In Judaism, there are many easily recognized symbols and structures that all contribute to one’s religious identity, and provide a concrete connection with the religion itself. The Star of David, a Menorah (used on Hanukkah), Hamantashen cookies, the Torah, Mt. Sinai, Jerusalem, the Western Wall, and the song “Dayenu” (sung on Passover) are all manifestations of the material dimension of religion.

The ‘social dimension’ of religion describes the social outgrowth of the religious experience, that is, how the many aspects of the religion seep into and affect culture, in both positive and negative ways. Early civilizations benefit from social order, and as they grow, the religious customs act as social glue, engendering a sense of community and belonging, effectively strengthening the community. This is evident in the Ultra-Orthodox communities in Brooklyn, NY, where the community is simultaneously isolated and self-sustaining. Religious activities give the people of a community the chance to develop relationships and strengthen bonds, to network, provide emotional, financial, and spiritual support, and sustain the traditions of a religion, which otherwise might fade through the generations.

Purim, a traditional Jewish holiday has evolved from one of religious observance to one that exists more as a social celebration. While the religious roots of the reading of the scroll of Esther remain intact, the contemporary holiday is based in the social realm, with celebration and charity being the main focuses of the holiday. One partakes in Purim by going to synagogue to listen to the Book of Esther, exchanging gifts of food and drink, giving charity to the poor, participating in public celebration (while wearing costumes and masks), and eating a festive meal. The moral aspect of Purim is evident, as is the social cohesion it engenders. When an interviewer asked Ninian Smart how he would describe his own faith, he responded that he is a Buddhist-Episcopalian.
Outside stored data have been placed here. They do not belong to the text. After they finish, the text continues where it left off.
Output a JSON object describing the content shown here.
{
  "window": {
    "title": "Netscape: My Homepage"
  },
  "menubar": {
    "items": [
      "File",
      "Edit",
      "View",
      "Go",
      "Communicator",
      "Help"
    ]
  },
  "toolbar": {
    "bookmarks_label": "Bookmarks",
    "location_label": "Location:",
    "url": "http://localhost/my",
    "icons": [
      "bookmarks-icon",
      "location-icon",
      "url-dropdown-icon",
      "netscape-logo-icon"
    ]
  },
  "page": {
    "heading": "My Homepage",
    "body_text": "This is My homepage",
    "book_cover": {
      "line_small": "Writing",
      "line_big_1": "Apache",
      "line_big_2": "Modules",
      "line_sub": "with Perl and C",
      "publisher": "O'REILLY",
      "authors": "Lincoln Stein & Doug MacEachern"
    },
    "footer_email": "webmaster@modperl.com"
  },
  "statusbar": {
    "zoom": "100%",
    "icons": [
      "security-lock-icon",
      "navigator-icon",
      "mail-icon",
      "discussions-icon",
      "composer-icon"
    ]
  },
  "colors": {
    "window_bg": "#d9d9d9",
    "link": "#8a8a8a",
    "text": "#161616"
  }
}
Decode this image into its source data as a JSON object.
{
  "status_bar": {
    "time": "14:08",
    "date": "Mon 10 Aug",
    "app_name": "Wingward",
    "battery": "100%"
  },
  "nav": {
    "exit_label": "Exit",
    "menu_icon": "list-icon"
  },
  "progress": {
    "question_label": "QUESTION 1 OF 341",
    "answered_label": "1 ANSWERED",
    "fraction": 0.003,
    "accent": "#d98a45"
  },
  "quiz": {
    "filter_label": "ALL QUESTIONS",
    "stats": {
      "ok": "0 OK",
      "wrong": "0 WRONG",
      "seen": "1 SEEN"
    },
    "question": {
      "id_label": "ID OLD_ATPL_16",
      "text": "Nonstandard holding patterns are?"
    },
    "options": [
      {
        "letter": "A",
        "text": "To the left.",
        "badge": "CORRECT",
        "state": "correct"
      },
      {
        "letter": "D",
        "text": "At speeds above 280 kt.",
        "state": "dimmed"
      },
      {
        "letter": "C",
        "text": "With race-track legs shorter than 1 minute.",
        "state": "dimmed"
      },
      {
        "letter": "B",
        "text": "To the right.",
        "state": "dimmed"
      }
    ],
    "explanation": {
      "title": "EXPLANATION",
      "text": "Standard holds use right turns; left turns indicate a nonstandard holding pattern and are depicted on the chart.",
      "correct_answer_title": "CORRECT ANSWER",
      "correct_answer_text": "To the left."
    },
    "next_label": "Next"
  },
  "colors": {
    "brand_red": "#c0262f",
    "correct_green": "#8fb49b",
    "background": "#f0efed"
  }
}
When asked to elaborate he said: “I like to annoy people who think that a religion can contain the whole truth. No religion, it seems to me, contains the whole truth. I think it’s mad to think that there is nothing to learn from other traditions and civilizations. If you accept that other religions have something to offer and you learn from them, that is what you become: a Buddhist-Episcopalian or a Hindu-Muslim or whatever.” 1 This all-encompassing approach to understanding and appreciating religion requires a sense of humility, and open-mindedness to the similarities of even the most apparently disparate of religions. It is quite possible that every faith contains these six dimensions in their foundation, and in that there is beauty.